A translabyrinthine surgery is performed to expose slow-growing, benign tumours that form around the auditory nerves.
For such complex surgeries, surgeons typically use hand drills to make intricate openings, adding hours to a procedure and may also increase the risks of loss of facial movement.
However, the new automated machine replaces hand drills to produce fast, clean, and safe cuts, reducing the time the wound is open and the patient is anesthetized, thereby decreasing the incidence of infection, human error, and surgical cost.
“I was interested in developing a low-cost drill that could do a lot of the grunt work to reduce surgeon fatigue,” said A.K. Balaji, Associate Professor at the University of Utah in the US.
The drill, which could play a pivotal role in future surgical procedures like hip implants, was developed from scratch to meet the needs of the neurosurgical unit, as well as developed software that sets a safe cutting path, the researchers said in the paper reported in the journal Neurosurgical Focus.

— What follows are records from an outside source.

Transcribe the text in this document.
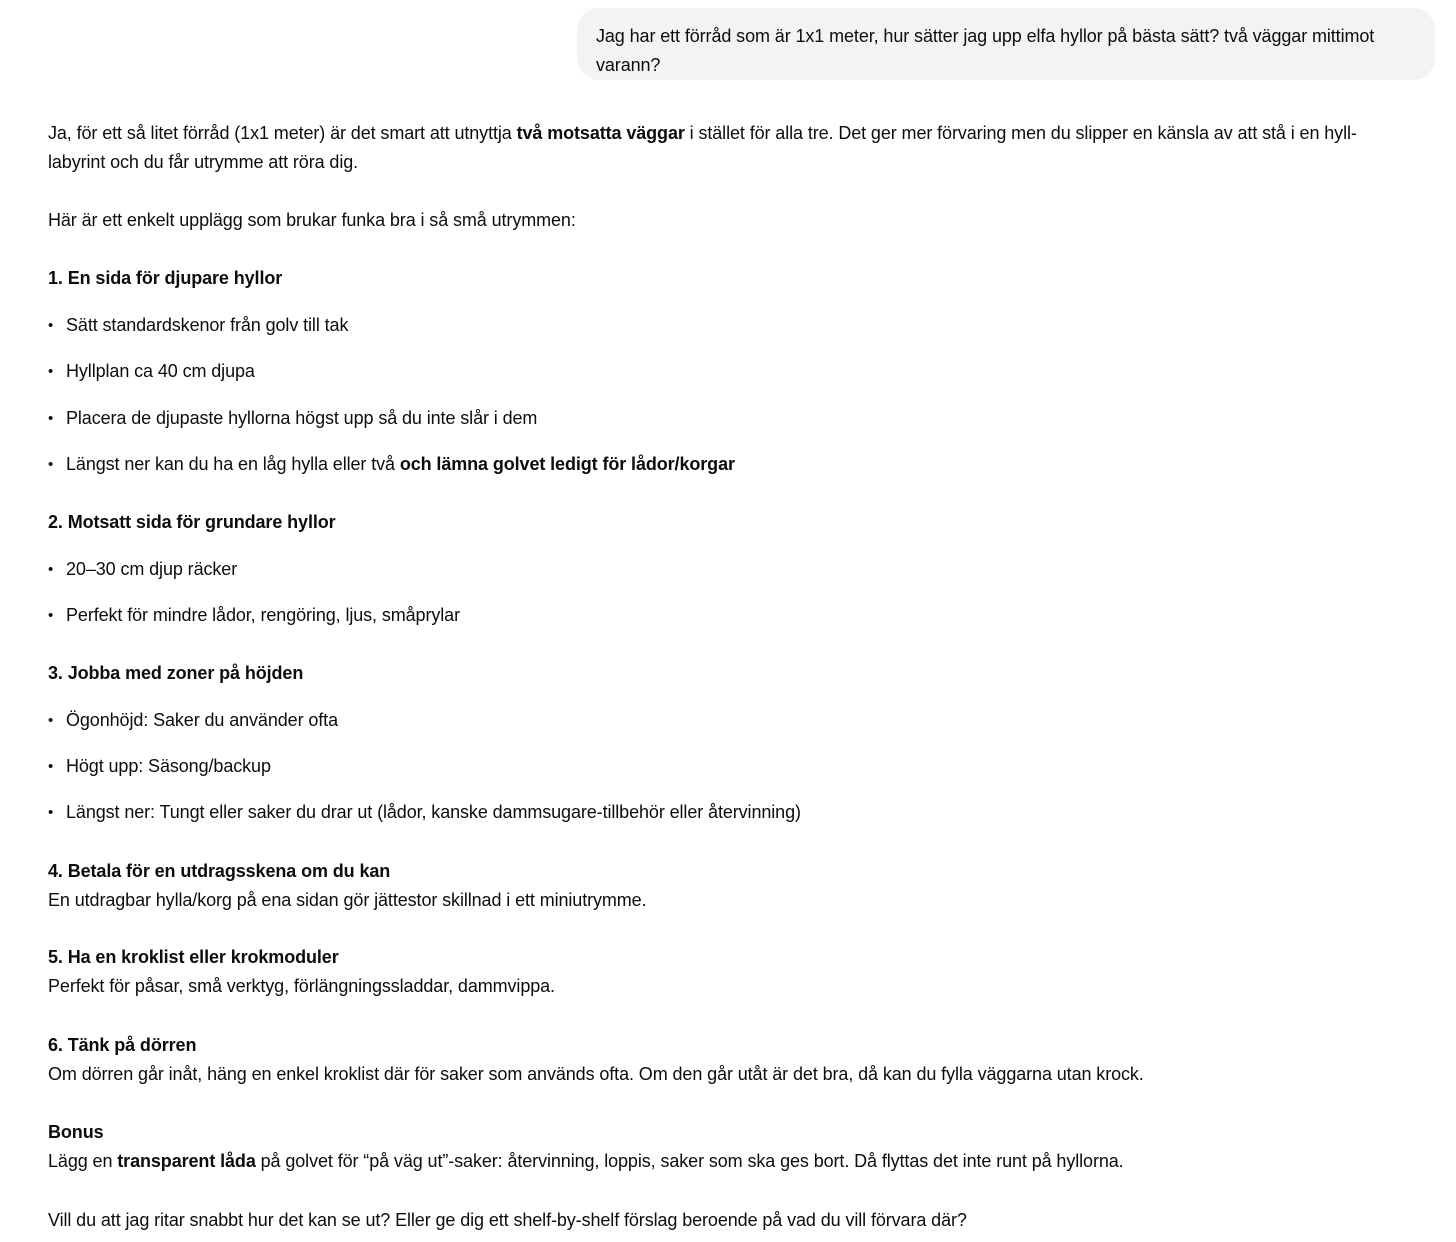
Jag har ett förråd som är 1x1 meter, hur sätter jag upp elfa hyllor på bästa sätt? två väggar mittimot varann?
Ja, för ett så litet förråd (1x1 meter) är det smart att utnyttja två motsatta väggar i stället för alla tre. Det ger mer förvaring men du slipper en känsla av att stå i en hyll-
labyrint och du får utrymme att röra dig.
Här är ett enkelt upplägg som brukar funka bra i så små utrymmen:
1. En sida för djupare hyllor
• Sätt standardskenor från golv till tak
• Hyllplan ca 40 cm djupa
• Placera de djupaste hyllorna högst upp så du inte slår i dem
• Längst ner kan du ha en låg hylla eller två och lämna golvet ledigt för lådor/korgar
2. Motsatt sida för grundare hyllor
• 20–30 cm djup räcker
• Perfekt för mindre lådor, rengöring, ljus, småprylar
3. Jobba med zoner på höjden
• Ögonhöjd: Saker du använder ofta
• Högt upp: Säsong/backup
• Längst ner: Tungt eller saker du drar ut (lådor, kanske dammsugare-tillbehör eller återvinning)
4. Betala för en utdragsskena om du kan
En utdragbar hylla/korg på ena sidan gör jättestor skillnad i ett miniutrymme.
5. Ha en kroklist eller krokmoduler
Perfekt för påsar, små verktyg, förlängningssladdar, dammvippa.
6. Tänk på dörren
Om dörren går inåt, häng en enkel kroklist där för saker som används ofta. Om den går utåt är det bra, då kan du fylla väggarna utan krock.
Bonus
Lägg en transparent låda på golvet för “på väg ut”-saker: återvinning, loppis, saker som ska ges bort. Då flyttas det inte runt på hyllorna.
Vill du att jag ritar snabbt hur det kan se ut? Eller ge dig ett shelf-by-shelf förslag beroende på vad du vill förvara där?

First, the patient is imaged using a CT scan to gather bone data and identify the exact location of sensitive structures, such as nerves and major veins and arteries that must be avoided. Surgeons use this information to program the cutting path of the drill.
In addition, the surgeon can program safety barriers along the cutting path within 1 mm of sensitive structures.
If the drill gets too close to the facial nerve and irritation is monitored during surgery, the drill automatically turns off.